There’s really not much you can do about it. We can make it socially unacceptable, or maybe someone can come up with a gating mechanism, so you have to accept transfers from addresses you’re not familiar with.
DeSo
Since among the biggest perpetrators of the attention economy are social networks, many have pitched decentralized social media as an alternative. Apart from the challenge of gaining critical mass and explaining to people why suddenly they have to pay for things that used to be free (queue the: What, I have to pay for making a change to my profile outrage), there is the question of how do you maintain this, and how do you handle customization vs. what might be in the collective interest.
I know that, especially in the crypto crowd, we have many that are skeptical of institutions (fair enough), some that want to throw over the entire system (ah yes, because why not), some that will fuel pure conspiracy theories (reptile people drinking children's blood run the world) and some in-between. I consider myself moderate, I like to read from both sides and reserve the right not to have an opinion on matters. I know the latter is particularly outrageous because then people can’t argue with me.
But what if decentralized social becomes the norm, and everyone just curates their own feeds as they wish? Or maybe even worse, people start doing “Feed as a service,” and then we get feeds from people like Paul Logan that you can buy.
How do we foster a healthy public discourse when everyone’s reality is different? I mean, this is one of the problems with existing social media platforms, and I don’t see many discussions around that problem in the web3 space.
Ultimately, if the goal of DeSo is to maintain users as long as possible on their platform, I feel we’re just repeating patterns.
However, it’d suck to end on such a negative note so.
Maybe
There is a chance for some web3 attention economy companies to make a meaningful contribution to help people focus their attention and for creators to monetize without ads. Instead of using technology to exploit human attention, why don’t we use it to help us be more focused, productive, and fulfilled? Ultimately, isn’t all of this just a tool?
One example I’ve come across is t2 which is attempting to help people in deep reading and connect readers and writers.
I believe there is a genuine chance to use web3 technologies to enhance people’s use of the internet, and maybe even nudge them for the better. There’s definitely an opportunity to innovate the advertising model, and not monetize people’s attention as much and have a race not to the bottom but to serve people the most relevant things.
Maybe there’s even a way to reward curation through creators, something that the EIP-4589 might address since it enables to show NFTs through hyperlinks.
Thinking about the things I do to become better with my attention is for example a pomodoro timer.
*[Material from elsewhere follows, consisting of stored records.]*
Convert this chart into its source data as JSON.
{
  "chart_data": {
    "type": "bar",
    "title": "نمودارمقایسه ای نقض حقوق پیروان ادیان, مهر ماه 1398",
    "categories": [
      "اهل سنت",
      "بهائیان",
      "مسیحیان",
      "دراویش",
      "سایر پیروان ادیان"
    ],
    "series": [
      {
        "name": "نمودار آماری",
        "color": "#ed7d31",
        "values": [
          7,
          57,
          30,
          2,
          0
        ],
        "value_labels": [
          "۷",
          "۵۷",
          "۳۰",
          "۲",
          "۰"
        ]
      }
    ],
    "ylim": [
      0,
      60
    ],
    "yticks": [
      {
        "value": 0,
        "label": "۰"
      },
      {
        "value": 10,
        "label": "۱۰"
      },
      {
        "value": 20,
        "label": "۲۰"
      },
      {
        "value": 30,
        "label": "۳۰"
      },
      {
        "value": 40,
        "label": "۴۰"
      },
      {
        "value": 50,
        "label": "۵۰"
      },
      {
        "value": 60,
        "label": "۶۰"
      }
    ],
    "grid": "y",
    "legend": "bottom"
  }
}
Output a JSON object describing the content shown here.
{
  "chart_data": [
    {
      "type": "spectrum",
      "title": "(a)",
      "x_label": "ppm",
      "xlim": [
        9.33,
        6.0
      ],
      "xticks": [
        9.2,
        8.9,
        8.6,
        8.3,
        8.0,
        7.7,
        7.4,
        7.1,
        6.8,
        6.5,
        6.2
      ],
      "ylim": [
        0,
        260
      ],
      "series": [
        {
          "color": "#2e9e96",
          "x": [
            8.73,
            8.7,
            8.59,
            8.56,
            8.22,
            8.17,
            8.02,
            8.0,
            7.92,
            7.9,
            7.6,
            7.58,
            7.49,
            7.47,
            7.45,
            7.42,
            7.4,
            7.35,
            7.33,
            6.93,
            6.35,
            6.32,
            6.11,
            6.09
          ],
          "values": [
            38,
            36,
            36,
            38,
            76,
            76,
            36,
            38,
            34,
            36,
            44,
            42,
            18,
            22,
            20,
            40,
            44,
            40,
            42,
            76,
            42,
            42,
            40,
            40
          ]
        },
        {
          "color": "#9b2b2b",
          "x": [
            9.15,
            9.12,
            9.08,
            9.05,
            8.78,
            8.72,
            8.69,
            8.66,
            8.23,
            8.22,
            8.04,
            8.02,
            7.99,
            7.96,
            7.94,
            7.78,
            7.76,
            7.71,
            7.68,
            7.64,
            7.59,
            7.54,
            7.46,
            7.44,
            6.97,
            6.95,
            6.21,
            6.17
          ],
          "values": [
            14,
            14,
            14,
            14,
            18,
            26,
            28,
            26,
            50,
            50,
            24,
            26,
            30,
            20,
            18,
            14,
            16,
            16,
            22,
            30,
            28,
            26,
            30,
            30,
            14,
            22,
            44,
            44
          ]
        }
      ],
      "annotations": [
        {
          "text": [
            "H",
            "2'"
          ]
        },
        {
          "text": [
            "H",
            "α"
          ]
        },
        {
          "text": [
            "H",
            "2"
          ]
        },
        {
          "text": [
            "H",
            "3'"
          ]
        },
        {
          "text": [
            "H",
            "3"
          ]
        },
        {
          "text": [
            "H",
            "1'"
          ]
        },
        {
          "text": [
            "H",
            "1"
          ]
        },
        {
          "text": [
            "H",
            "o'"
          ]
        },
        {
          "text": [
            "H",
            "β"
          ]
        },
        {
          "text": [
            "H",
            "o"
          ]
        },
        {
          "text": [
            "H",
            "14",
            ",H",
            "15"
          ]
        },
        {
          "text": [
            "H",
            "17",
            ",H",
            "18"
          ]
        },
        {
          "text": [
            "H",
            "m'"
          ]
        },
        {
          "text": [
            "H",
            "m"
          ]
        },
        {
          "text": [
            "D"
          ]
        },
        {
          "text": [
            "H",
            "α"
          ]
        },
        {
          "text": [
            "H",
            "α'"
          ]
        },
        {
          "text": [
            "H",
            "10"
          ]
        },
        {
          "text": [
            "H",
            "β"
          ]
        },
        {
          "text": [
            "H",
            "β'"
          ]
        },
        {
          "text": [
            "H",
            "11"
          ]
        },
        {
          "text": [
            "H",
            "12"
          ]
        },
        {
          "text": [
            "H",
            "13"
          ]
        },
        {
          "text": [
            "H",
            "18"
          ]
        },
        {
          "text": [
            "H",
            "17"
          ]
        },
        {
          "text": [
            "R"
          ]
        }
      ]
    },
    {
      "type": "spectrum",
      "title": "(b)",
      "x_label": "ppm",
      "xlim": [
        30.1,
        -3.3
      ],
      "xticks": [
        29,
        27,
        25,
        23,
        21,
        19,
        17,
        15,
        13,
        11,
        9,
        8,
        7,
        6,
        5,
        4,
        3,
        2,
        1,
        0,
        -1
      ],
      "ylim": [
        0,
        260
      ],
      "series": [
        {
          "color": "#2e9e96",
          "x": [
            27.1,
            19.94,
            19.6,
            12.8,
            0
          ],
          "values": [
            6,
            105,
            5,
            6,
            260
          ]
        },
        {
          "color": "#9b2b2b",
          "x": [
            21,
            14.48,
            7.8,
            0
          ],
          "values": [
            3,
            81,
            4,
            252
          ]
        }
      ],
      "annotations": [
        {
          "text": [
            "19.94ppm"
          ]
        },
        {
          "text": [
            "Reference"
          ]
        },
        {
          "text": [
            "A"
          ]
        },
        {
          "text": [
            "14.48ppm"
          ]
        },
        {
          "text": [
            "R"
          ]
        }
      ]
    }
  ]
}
There is an app where you can even grow a forest if you don’t use your phone for a certain period of time. 🌳
Maybe there’s a way to web-3 that — not that it’d be such a profitable endeavor, but hey it could be fun to have a dynamic NFT version of that and grow your forest that way.
What I believe isn’t the way is “pay attention to earn” because then you might again end up with some sort of arrangement where people are watching dumb things just for the token. Not so humane.
So these are my thoughts so far.
I guess to TLDR it’s just let’s not repeat the mistakes we made in the past and focus on how we can use technology to enhance what we can do rather than exploit our attention.
Also congrats if you read this entire thing. ✨
So long,
Nao
Btw, all the images were created using midjourney and in the style of Caspar David Friedrich, one of my favorite painters.